Ayah masa kecil kagum dengan pesawar yang melintas terbang di atas rumahnya. Kemudian terinspirasi untuk membuat pesawat dari kertas, layang-layangan, dan berazzam harus menjadi anak pintar agar kelak dapat naik pesawat.
Saat saudara kandungnya bermain, ayahku di kamarnya belajar dan menghafal pelajarannya. Saat saudara kandungnya bermalasan, ayahku bekerja membantu kakek dan nenekku. Ayah sungguh orang yang berbudi.
Tinggal di Condet, tetangga kanan kiri yang sudah lansia bercerita padaku memuji kedermawanan ayah yang suka memberi walaupun senilai lima ribu rupiah.
Berangkat ke sekolah, ayah jalan kaki sejauh 2 km yang harus lewati sawah. Kadang ia dipatuk ular, untung saja tidak berbisa. Kadang juga ia dihinggapi lintah yang mengisap darahnya. Tetapi Allah swt masih melindunginya.

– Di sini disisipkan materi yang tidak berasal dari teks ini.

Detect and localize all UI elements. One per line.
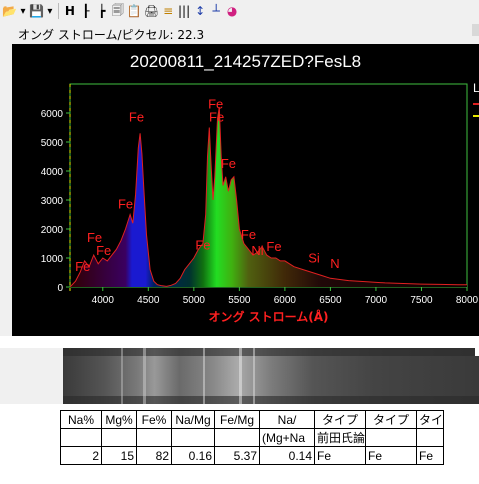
table-header-row: Na%Mg%Fe%Na/MgFe/MgNa/タイプタイプタイプ [60, 410, 444, 429]
chart-svg: 0 1000 2000 3000 4000 5000 6000 4000 4500 5000 550… [41, 81, 479, 324]
results-table: Na%Mg%Fe%Na/MgFe/MgNa/タイプタイプタイプ (Mg+Na前田… [60, 410, 444, 465]
table-cell: 5.37 [214, 446, 260, 465]
column-header [136, 428, 172, 447]
y-tick-label: 1000 [41, 254, 64, 265]
toolbar: 📂 ▾ 💾 ▾ H ┠ ┢ 🗐 📋 🖨 ≡ ||| ↕ ┴ ◕ [0, 0, 479, 22]
x-tick-label: 7500 [410, 295, 433, 306]
annotation-label: Ni [251, 243, 263, 258]
x-tick-label: 6500 [319, 295, 342, 306]
save-icon[interactable]: 💾 [29, 2, 44, 20]
table-subheader-row: (Mg+Na前田氏論文 [60, 428, 444, 447]
annotation-label: Fe [118, 197, 133, 212]
column-header [60, 428, 102, 447]
column-header: 前田氏論文 [314, 428, 366, 447]
annotation-label: Fe [96, 243, 111, 258]
column-header: Fe/Mg [214, 410, 260, 429]
paste-icon[interactable]: 📋 [127, 2, 142, 20]
x-axis-label: オング ストローム(Å) [208, 309, 328, 324]
h-marker-icon[interactable]: H [63, 2, 77, 20]
x-tick-label: 5500 [228, 295, 251, 306]
x-tick-label: 8000 [456, 295, 479, 306]
column-header: タイプ [314, 410, 366, 429]
angstrom-per-pixel-label: オング ストローム/ピクセル: 22.3 [18, 28, 205, 42]
column-header: Fe% [136, 410, 172, 429]
legend-label: L [473, 81, 479, 95]
spectrum-plot: 20200811_214257ZED?FesL8 0 1000 2000 3000 40… [12, 44, 479, 336]
column-header [416, 428, 444, 447]
annotation-label: Si [308, 250, 320, 265]
column-header [101, 428, 137, 447]
copy-icon[interactable]: 🗐 [111, 2, 125, 20]
table-row: 2 15 82 0.16 5.37 0.14 Fe Fe Fe [60, 446, 444, 465]
x-tick-label: 6000 [274, 295, 297, 306]
annotation-label: Fe [241, 227, 256, 242]
table-cell: 15 [101, 446, 137, 465]
baseline-icon[interactable]: ┴ [209, 2, 223, 20]
x-tick-label: 7000 [365, 295, 388, 306]
save-dropdown-icon[interactable]: ▾ [46, 2, 54, 20]
column-header [365, 428, 417, 447]
vertical-range-icon[interactable]: ↕ [193, 2, 207, 20]
column-header: Na/ [259, 410, 315, 429]
annotation-label: Fe [209, 110, 224, 125]
open-dropdown-icon[interactable]: ▾ [19, 2, 27, 20]
y-tick-label: 4000 [41, 167, 64, 178]
calibrate-icon[interactable]: ≡ [161, 2, 175, 20]
y-tick-label: 0 [57, 283, 63, 294]
toolbar-separator [57, 3, 59, 19]
x-tick-label: 5000 [183, 295, 206, 306]
table-cell: 0.14 [259, 446, 315, 465]
table-cell: 0.16 [171, 446, 215, 465]
column-header [214, 428, 260, 447]
table-cell: 2 [60, 446, 102, 465]
annotation-label: Fe [75, 259, 90, 274]
x-tick-label: 4000 [92, 295, 115, 306]
bars-icon[interactable]: ||| [177, 2, 191, 20]
table-cell: Fe [314, 446, 366, 465]
scrollbar-stub[interactable] [472, 24, 479, 36]
spectrum-image [63, 348, 479, 404]
column-header: Na/Mg [171, 410, 215, 429]
peak-mark-icon[interactable]: ┠ [79, 2, 93, 20]
column-header: タイプ [365, 410, 417, 429]
annotation-label: Fe [266, 239, 281, 254]
y-tick-label: 6000 [41, 109, 64, 120]
line-split-icon[interactable]: ┢ [95, 2, 109, 20]
print-icon[interactable]: 🖨 [144, 2, 159, 20]
annotation-label: Fe [221, 156, 236, 171]
column-header: Mg% [101, 410, 137, 429]
column-header [171, 428, 215, 447]
y-tick-label: 5000 [41, 138, 64, 149]
x-tick-label: 4500 [137, 295, 160, 306]
table-cell: Fe [416, 446, 444, 465]
divider [0, 336, 479, 348]
annotation-label: N [330, 256, 339, 271]
annotation-label: Fe [129, 110, 144, 125]
table-cell: Fe [365, 446, 417, 465]
y-tick-label: 3000 [41, 196, 64, 207]
column-header: (Mg+Na [259, 428, 315, 447]
table-cell: 82 [136, 446, 172, 465]
column-header: Na% [60, 410, 102, 429]
annotation-label: Fe [195, 237, 210, 252]
column-header: タイプ [416, 410, 444, 429]
open-folder-icon[interactable]: 📂 [2, 2, 17, 20]
color-wheel-icon[interactable]: ◕ [225, 2, 239, 20]
y-tick-label: 2000 [41, 225, 64, 236]
results-area: Na%Mg%Fe%Na/MgFe/MgNa/タイプタイプタイプ (Mg+Na前田… [0, 404, 479, 484]
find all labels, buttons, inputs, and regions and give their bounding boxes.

Kesungguh-sungguhan ingin membuat orang tua dan keluarganya bermartabat membuat ayahku tak berhenti dalam langkah cita-citanya. Lulus SMA, mendapat beasiswa masuk IAIN Jakarta (sekarang UIN) jurusan hukum syari'ah dan aktif di kegiatan kemahasiswaan (PMII) dan pernah tinggal di musalah karena tidak punya uang untuk sewa kamar kost. Ayahku juga bercerita ia menjadi guru privat mengaji dan bahasa inggris di banyak tempat. Sampai akhirnya bertemu dengan mamaku di kampus yang sama, ayah melamar mama dengan usaha yg cukup keras. Hal ini karena mama saya keturunan Arab, sedangkan ayah saya Sunda tulen. Kegigihan ayahku merubah pendirian ayah mertua sampai akhirnya menikah dan saya dikaruniai 4 orang adik. Ayah mendidik aku dengan cukup tegas dan disiplin. Aku sering merasa sedih saat kukecil; dipukul sapu lidi saat tidak gegas wudhu ketika azan telah berkumandang, harus tetap berangkat mengaji walau ada ulangan juga di sekolah, dilarang gengsi dan sombong, jadi orang harus ringan tangan terutama setelah dibantu atau saat bertamu cucilah piring yang kita pakai makan/minum maka orang berkesan. Saya juga pernah diantar jemput ke LIA Pasar Minggu sewaktu SMA, diantar sewaktu bimbingan skripsi di UIN, dan masih banyak lagi kebaikan2 ayah yang tidak terhitung untukku dan untuk anak-anaknya semua.
Jika ada setaman bunga yang berisi macam-macam bunga yang berwarna-warni dan keindahannya memesona mmata, ingin aku petik sebuket bunga-bunga itu kubungkus dengan kain indah untuk ayahku.